Kai Sun; Jiangshe Zhang; Junmin Liu; Ruixuan Yu; Zengjie Song

doi:10.1109/TIP.2020.3039378

DRCNN: Dynamic Routing Convolutional Neural Network for Multi-View 3D Object Recognition

IEEE Trans Image Process. 2021:30:868-877. doi: 10.1109/TIP.2020.3039378. Epub 2020 Dec 4.

Authors

Kai Sun, Jiangshe Zhang, Junmin Liu, Ruixuan Yu, Zengjie Song

PMID: 33237859
DOI: 10.1109/TIP.2020.3039378

Abstract

3D object recognition is one of the most important tasks in 3D data processing, and has been extensively studied recently. Researchers have proposed various 3D recognition methods based on deep learning, among which a class of view-based approaches is a typical one. However, in the view-based methods, the commonly used view pooling layer to fuse multi-view features causes a loss of visual information.
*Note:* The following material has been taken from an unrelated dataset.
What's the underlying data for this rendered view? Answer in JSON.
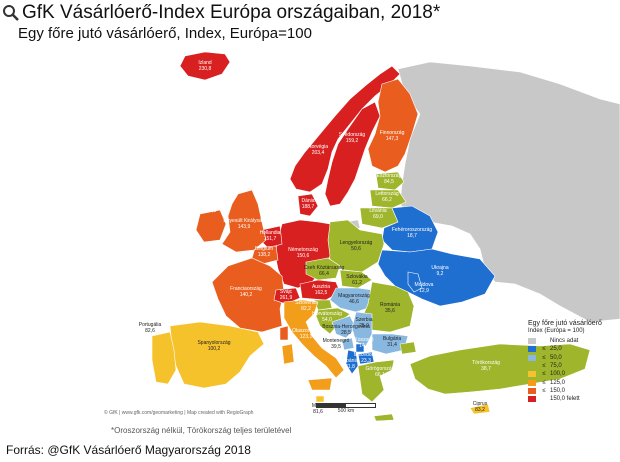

To alleviate this problem, in this paper, we construct a novel layer called Dynamic Routing Layer (DRL) by modifying the dynamic routing algorithm of capsule network, to more effectively fuse the features of each view. Concretely, in DRL, we use rearrangement and affine transformation to convert features, then leverage the modified dynamic routing algorithm to adaptively choose the converted features, instead of ignoring all but the most active feature in view pooling layer. We also illustrate that the view pooling layer is a special case of our DRL. In addition, based on DRL, we further present a Dynamic Routing Convolutional Neural Network (DRCNN) for multi-view 3D object recognition. Our experiments on three 3D benchmark datasets show that our proposed DRCNN outperforms many state-of-the-arts, which demonstrates the efficacy of our method.